What's Wrong With Judging Others, Part 2
In Part 1, we saw that judging others was inherently problematic because as humans we lack full knowledge of the person being judged, and we are not morally faultless ourselves. However, we were still left with the question of how we can address problems in the world, especially ones with people.
Let us assume that the person in question actually has some character flaw that needs to be fixed. If no such flaw really exists, then the judgment was mistaken, and we need to reconsider our powers of perception. If said flaw does exist, the question becomes: how should one go about attempting to help? The following is what Jesus had to say about judgment:
“Judge not, that you not be judged. For with the judgment you pronounce you will be judged, and with the measure you use it will be measured to you. Why do you see the speck that is in your brother’s eye, but do not notice the log that is in your own eye? Or how can you say to your brother, ‘Let me take the speck out of your eye,’ when there is the log in your own eye? You hypocrite, first take the log out of your own eye, and then you will see clearly to take the speck out of your brother’s eye.” (Matt 7.1-5)

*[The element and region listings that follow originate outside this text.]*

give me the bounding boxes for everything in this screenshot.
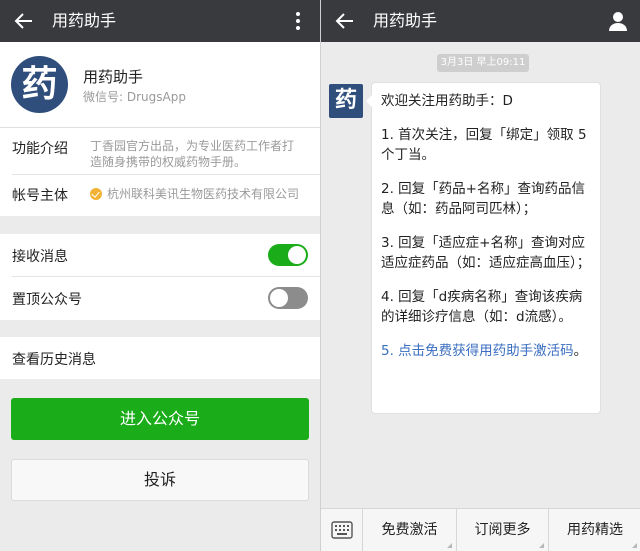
receive-messages-toggle[interactable]	[268, 244, 308, 266]
page-title: 用药助手	[52, 11, 117, 30]
message-bubble: 欢迎关注用药助手：D 1. 首次关注，回复「绑定」领取 5 个丁当。 2. 回复…	[366, 82, 601, 414]
owner-value[interactable]: 杭州联科美讯生物医药技术有限公司	[107, 186, 312, 202]
history-messages-row[interactable]: 查看历史消息	[0, 337, 320, 379]
message-paragraph: 4. 回复「d疾病名称」查询该疾病的详细诊疗信息（如：d流感）。	[381, 289, 583, 325]
message-paragraph: 5. 点击免费获得用药助手激活码。	[381, 341, 592, 361]
more-vertical-icon[interactable]	[286, 9, 310, 33]
account-avatar[interactable]: 药	[11, 56, 68, 113]
divider	[12, 276, 320, 277]
pin-account-label: 置顶公众号	[12, 292, 82, 308]
message-paragraph: 3. 回复「适应症+名称」查询对应适应症药品（如：适应症高血压）；	[381, 235, 591, 271]
menu-label: 免费激活	[381, 522, 438, 538]
keyboard-toggle-button[interactable]	[321, 509, 363, 551]
account-profile-panel: 用药助手 药 用药助手 微信号: DrugsApp 功能介绍 丁香园官方出品，为…	[0, 0, 320, 551]
person-icon[interactable]	[606, 9, 630, 33]
complain-button[interactable]: 投诉	[11, 459, 309, 501]
message-paragraph: 1. 首次关注，回复「绑定」领取 5 个丁当。	[381, 127, 587, 163]
message-paragraph: 欢迎关注用药助手：D	[381, 93, 513, 109]
message-paragraph: 2. 回复「药品+名称」查询药品信息（如：药品阿司匹林）；	[381, 181, 585, 217]
message-timestamp: 3月3日 早上09:11	[437, 54, 529, 72]
pin-account-toggle[interactable]	[268, 287, 308, 309]
owner-label: 帐号主体	[12, 188, 68, 204]
item-number: 5.	[381, 343, 399, 359]
chat-menu-bar: 免费激活 订阅更多 用药精选	[321, 508, 640, 551]
back-arrow-icon[interactable]	[12, 9, 36, 33]
chat-title: 用药助手	[373, 11, 438, 30]
settings-section: 接收消息 置顶公众号	[0, 234, 320, 320]
account-header: 药 用药助手 微信号: DrugsApp	[0, 42, 320, 128]
intro-value: 丁香园官方出品，为专业医药工作者打 造随身携带的权威药物手册。	[90, 138, 308, 170]
account-info-section: 功能介绍 丁香园官方出品，为专业医药工作者打 造随身携带的权威药物手册。 帐号主…	[0, 128, 320, 216]
menu-subscribe-more[interactable]: 订阅更多	[457, 509, 549, 551]
top-bar: 用药助手	[321, 0, 640, 42]
submenu-indicator	[539, 543, 544, 548]
submenu-indicator	[447, 543, 452, 548]
intro-line: 造随身携带的权威药物手册。	[90, 155, 247, 169]
history-messages-label: 查看历史消息	[12, 352, 96, 368]
verified-icon	[90, 188, 102, 200]
wechat-id: 微信号: DrugsApp	[83, 90, 186, 104]
toggle-knob	[288, 246, 306, 264]
back-arrow-icon[interactable]	[333, 9, 357, 33]
sender-avatar[interactable]: 药	[329, 84, 363, 118]
account-name: 用药助手	[83, 68, 144, 86]
keyboard-icon	[331, 521, 353, 539]
menu-drug-picks[interactable]: 用药精选	[549, 509, 640, 551]
menu-free-activation[interactable]: 免费激活	[363, 509, 457, 551]
sentence-end: 。	[573, 343, 588, 359]
intro-line: 丁香园官方出品，为专业医药工作者打	[90, 139, 295, 153]
intro-label: 功能介绍	[12, 141, 68, 157]
menu-label: 订阅更多	[474, 522, 531, 538]
activation-code-link[interactable]: 点击免费获得用药助手激活码	[398, 343, 574, 359]
divider	[12, 174, 320, 175]
receive-messages-label: 接收消息	[12, 249, 68, 265]
enter-account-button[interactable]: 进入公众号	[11, 398, 309, 440]
chat-panel: 用药助手 3月3日 早上09:11 药 欢迎关注用药助手：D 1. 首次关注，回…	[320, 0, 640, 551]
submenu-indicator	[632, 543, 637, 548]
menu-label: 用药精选	[567, 522, 623, 538]
toggle-knob	[270, 289, 288, 307]
top-bar: 用药助手	[0, 0, 320, 42]
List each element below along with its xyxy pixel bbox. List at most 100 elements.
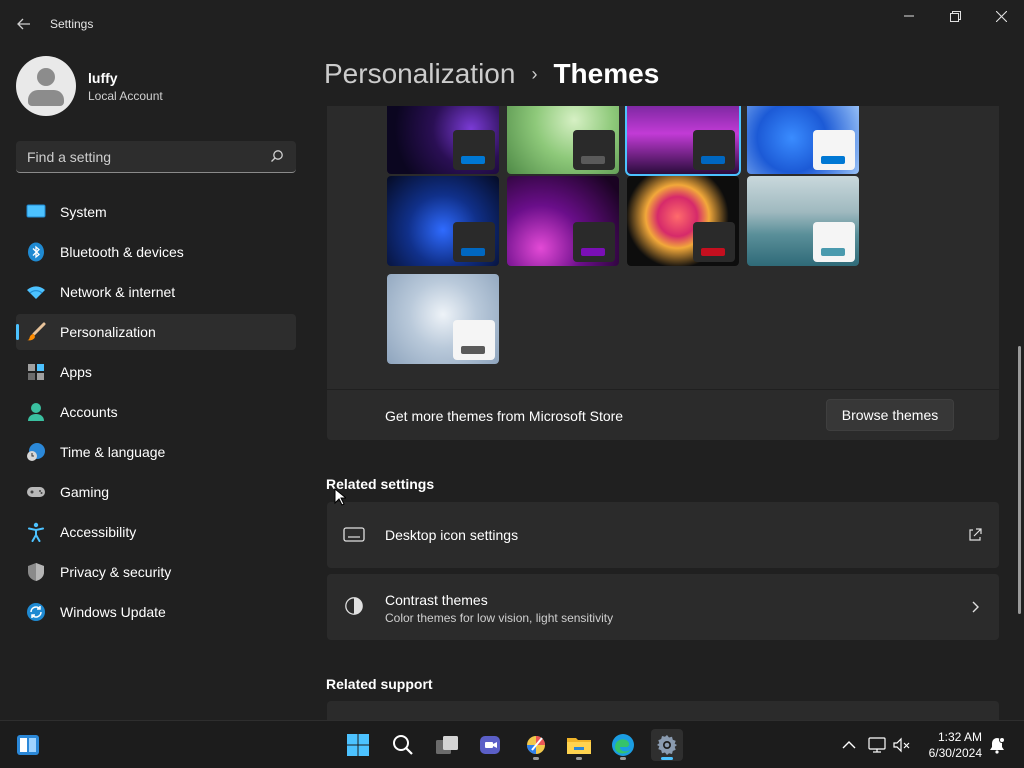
edge-icon [612,734,634,756]
wifi-icon [26,282,46,302]
notification-button[interactable] [987,735,1007,755]
profile-name: luffy [88,69,118,86]
theme-tile[interactable] [507,106,619,174]
bluetooth-icon [26,242,46,262]
running-indicator [533,757,539,760]
clock-time: 1:32 AM [937,730,982,744]
sidebar-item-label: Gaming [60,484,110,500]
sidebar-item-accounts[interactable]: Accounts [16,394,296,430]
clock-date: 6/30/2024 [928,746,982,760]
accessibility-icon [26,522,46,542]
breadcrumb-parent[interactable]: Personalization [324,58,515,90]
theme-tile[interactable] [387,176,499,266]
more-themes-text: Get more themes from Microsoft Store [385,408,624,424]
chevron-up-icon [842,741,856,749]
brush-icon [26,322,46,342]
system-icon [26,202,46,222]
sidebar-item-apps[interactable]: Apps [16,354,296,390]
task-view-button[interactable] [431,729,463,761]
avatar [16,56,76,116]
minimize-icon [904,15,914,17]
browse-themes-button[interactable]: Browse themes [826,399,954,431]
sidebar-item-label: Accounts [60,404,118,420]
sidebar-item-personalization[interactable]: Personalization [16,314,296,350]
theme-tile[interactable] [625,106,741,176]
sidebar-item-label: Bluetooth & devices [60,244,184,260]
sidebar-item-windows-update[interactable]: Windows Update [16,594,296,630]
sidebar-nav: System Bluetooth & devices Network & int… [16,194,296,634]
sidebar-item-label: Privacy & security [60,564,172,580]
breadcrumb: Personalization › Themes [324,58,659,90]
sidebar-item-system[interactable]: System [16,194,296,230]
volume-tray-button[interactable] [892,735,912,755]
file-explorer-icon [567,738,591,754]
theme-tile[interactable] [387,274,499,364]
search-icon [393,735,413,755]
scrollbar-thumb[interactable] [1018,346,1021,614]
theme-tile[interactable] [747,176,859,266]
start-icon [347,734,369,756]
sidebar-item-accessibility[interactable]: Accessibility [16,514,296,550]
widgets-icon [17,735,39,755]
sidebar-item-privacy[interactable]: Privacy & security [16,554,296,590]
running-indicator [576,757,582,760]
sidebar-item-label: Apps [60,364,92,380]
shield-icon [26,562,46,582]
sidebar-item-time-language[interactable]: Time & language [16,434,296,470]
sidebar-item-gaming[interactable]: Gaming [16,474,296,510]
search-button[interactable] [387,729,419,761]
theme-tile[interactable] [387,106,499,174]
apps-icon [26,362,46,382]
sidebar-item-label: Network & internet [60,284,176,300]
contrast-themes-row[interactable]: Contrast themes Color themes for low vis… [327,574,999,640]
accounts-icon [26,402,46,422]
desktop-icon-settings-row[interactable]: Desktop icon settings [327,502,999,568]
sidebar-item-network[interactable]: Network & internet [16,274,296,310]
sidebar-item-label: Personalization [60,324,156,340]
themes-gallery [327,106,999,389]
teams-button[interactable] [475,729,507,761]
page-title: Themes [553,58,660,89]
row-title: Contrast themes [385,592,488,608]
task-view-icon [436,736,458,754]
row-title: Desktop icon settings [385,527,519,543]
volume-muted-icon [893,737,910,753]
paint-button[interactable] [520,729,552,761]
search-box[interactable] [16,141,296,173]
edge-button[interactable] [607,729,639,761]
sidebar-item-label: Windows Update [60,604,166,620]
taskbar: 1:32 AM 6/30/2024 [0,720,1024,768]
open-external-icon [969,528,982,541]
network-tray-button[interactable] [867,735,887,755]
related-support-card[interactable] [327,701,999,720]
globe-clock-icon [26,442,46,462]
show-hidden-icons-button[interactable] [839,735,859,755]
title-bar: Settings [0,0,1024,48]
close-button[interactable] [978,0,1024,32]
mouse-cursor-icon [334,488,346,506]
restore-button[interactable] [932,0,978,32]
notification-bell-icon [990,737,1005,754]
system-clock[interactable]: 1:32 AM 6/30/2024 [918,729,982,761]
file-explorer-button[interactable] [563,729,595,761]
restore-icon [949,10,961,22]
search-input[interactable] [16,141,266,172]
widgets-button[interactable] [12,729,44,761]
back-arrow-icon [17,18,30,30]
paint-icon [527,736,545,754]
settings-button[interactable] [651,729,683,761]
start-button[interactable] [342,729,374,761]
row-subtitle: Color themes for low vision, light sensi… [385,611,614,625]
back-button[interactable] [8,8,40,40]
related-support-title: Related support [326,676,433,692]
search-icon [271,150,283,162]
theme-tile[interactable] [627,176,739,266]
sidebar-item-label: System [60,204,107,220]
minimize-button[interactable] [886,0,932,32]
theme-tile[interactable] [507,176,619,266]
sidebar-item-bluetooth[interactable]: Bluetooth & devices [16,234,296,270]
account-type: Local Account [88,88,163,103]
sidebar: luffy Local Account System Bluetooth & d… [0,48,312,720]
user-profile[interactable]: luffy Local Account [16,56,163,116]
theme-tile[interactable] [747,106,859,174]
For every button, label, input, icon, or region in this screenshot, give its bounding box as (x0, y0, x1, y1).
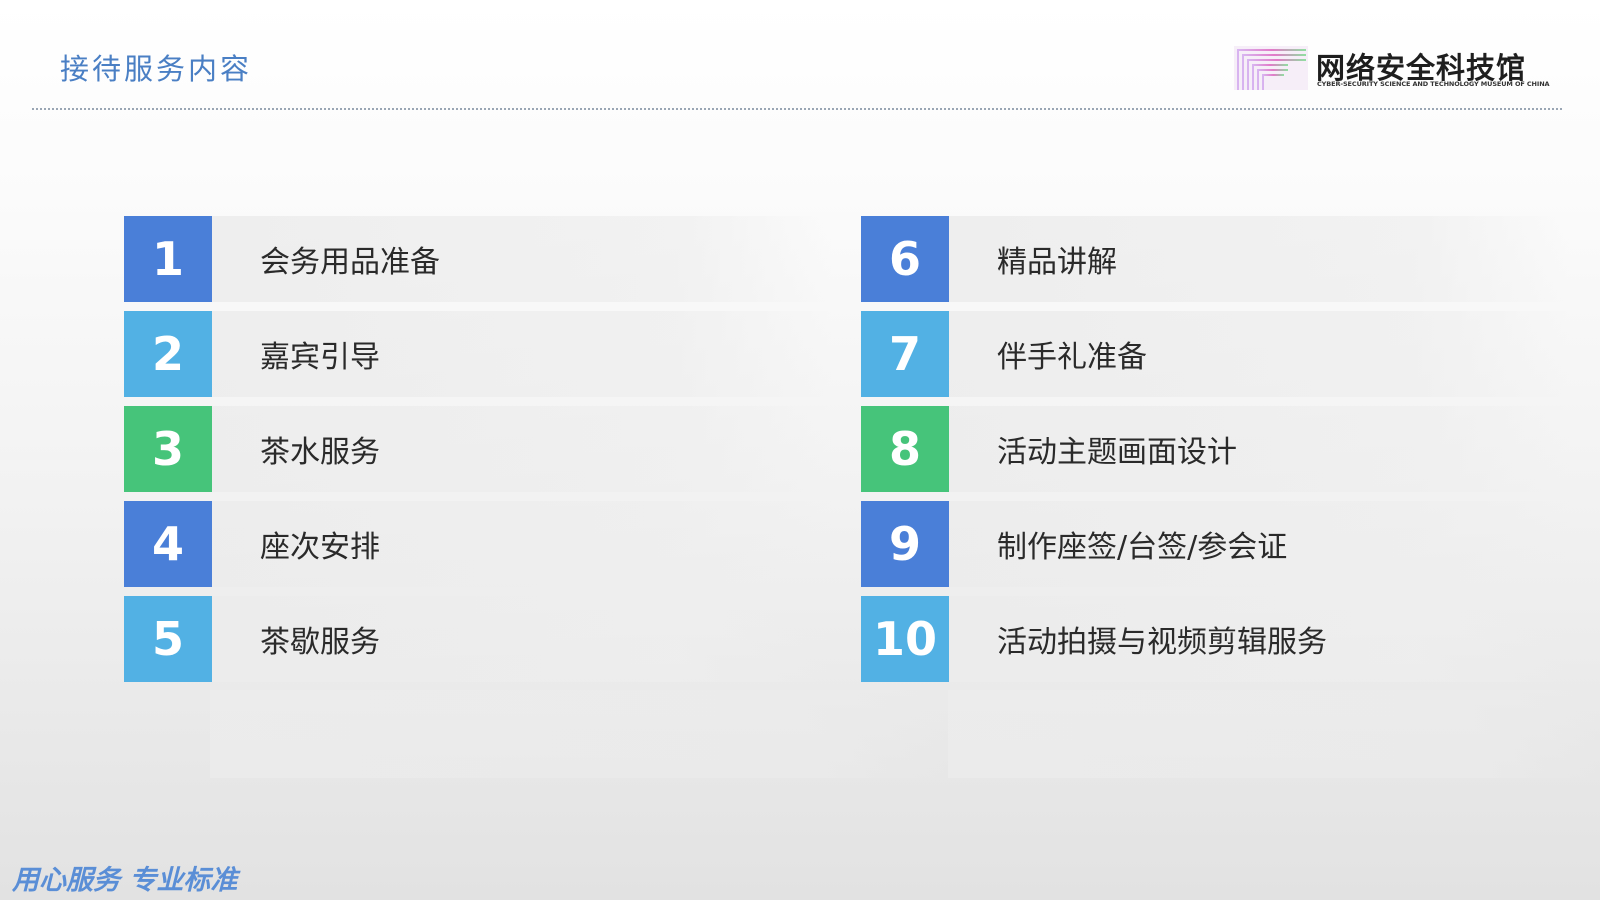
item-number-box: 6 (861, 216, 949, 302)
service-item: 10 活动拍摄与视频剪辑服务 (861, 596, 1569, 682)
service-item: 3 茶水服务 (124, 406, 832, 492)
museum-logo: 网络安全科技馆 CYBER-SECURITY SCIENCE AND TECHN… (1232, 44, 1550, 92)
item-number-box: 5 (124, 596, 212, 682)
item-number-box: 3 (124, 406, 212, 492)
logo-subtitle: CYBER-SECURITY SCIENCE AND TECHNOLOGY MU… (1317, 80, 1550, 88)
item-label: 座次安排 (260, 530, 380, 565)
item-label: 茶水服务 (260, 435, 380, 470)
service-item: 7 伴手礼准备 (861, 311, 1569, 397)
page-title: 接待服务内容 (60, 52, 253, 86)
service-item: 9 制作座签/台签/参会证 (861, 501, 1569, 587)
item-label: 精品讲解 (997, 245, 1117, 280)
service-item: 2 嘉宾引导 (124, 311, 832, 397)
service-item: 5 茶歇服务 (124, 596, 832, 682)
header-divider (32, 108, 1562, 110)
item-label: 活动拍摄与视频剪辑服务 (997, 625, 1327, 660)
item-number-box: 10 (861, 596, 949, 682)
service-item: 4 座次安排 (124, 501, 832, 587)
item-number-box: 4 (124, 501, 212, 587)
empty-row-left (210, 690, 950, 778)
item-label: 伴手礼准备 (997, 340, 1147, 375)
service-item: 1 会务用品准备 (124, 216, 832, 302)
service-item: 8 活动主题画面设计 (861, 406, 1569, 492)
item-label: 会务用品准备 (260, 245, 440, 280)
item-label: 嘉宾引导 (260, 340, 380, 375)
item-number-box: 7 (861, 311, 949, 397)
service-item: 6 精品讲解 (861, 216, 1569, 302)
item-label: 茶歇服务 (260, 625, 380, 660)
museum-logo-mark-icon (1234, 46, 1308, 90)
item-number-box: 2 (124, 311, 212, 397)
item-label: 制作座签/台签/参会证 (997, 530, 1288, 565)
item-number-box: 8 (861, 406, 949, 492)
slogan: 用心服务 专业标准 (12, 865, 238, 896)
item-number-box: 9 (861, 501, 949, 587)
item-number-box: 1 (124, 216, 212, 302)
empty-row-right (948, 690, 1600, 778)
item-label: 活动主题画面设计 (997, 435, 1237, 470)
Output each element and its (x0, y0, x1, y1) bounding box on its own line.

Most people who read this passage stop with verse 1. They read the part that says “Don’t judge” and don't bother finishing the section. Jesus’ commandment on judging is not simply to never judge; rather, He said not to be hypocritical. That does not mean we have to pretend that everything everyone does is OK; it means we need to make sure we are not guilty of the same thing.
Before accusing others, we need to take a look in the mirror.
We need to seriously examine ourselves first to make sure we don't do the same thing we see as wrong in others. This is not easy. Anyone who has ever seen or heard themselves on a recording before knows it is not fun. No one likes how they look or sound. Looking at yourself in a moral mirror, however, is much harder.
Nevertheless, Jesus’ command is to address our own faults before we try to address others’. Given the imperfection in all of us, actually doing this means that we will spend nearly all of our time working on our own problems. Fixing a problem such as a bad temper or talking about others behind their backs takes a long time to solve. In all likelihood, mastering a deficiency will take years.
Focusing on our own faults not only makes us better people, but it changes our attitudes.
If we actually make real changes in our own lives, the following conversations will look different. Instead of saying, “You’re wrong and you need to change,” we will be more like “I’ve walked that path, but there is a better way. Let me help you and walk through it with you.”
These may or may not be welcome words, but the attitude behind them is very different from one that carries the implication “I’m better than you.” These words say “I’ve been where you are, and I would like to help, if you will let me.”
Yes, people do wrong things. No, I don’t think we should ignore when others do wrong - in no small part because their actions affect all those around them. No action is entirely personal; everything we do affects others.
However, what we need to remember is that if we want to make a positive difference (instead of a negative one), we need to be free from the problem ourselves. Not only will this allow us to see clearly, but it will also make us much more empathetic to the person(s) we are trying to reach, which is good for everyone.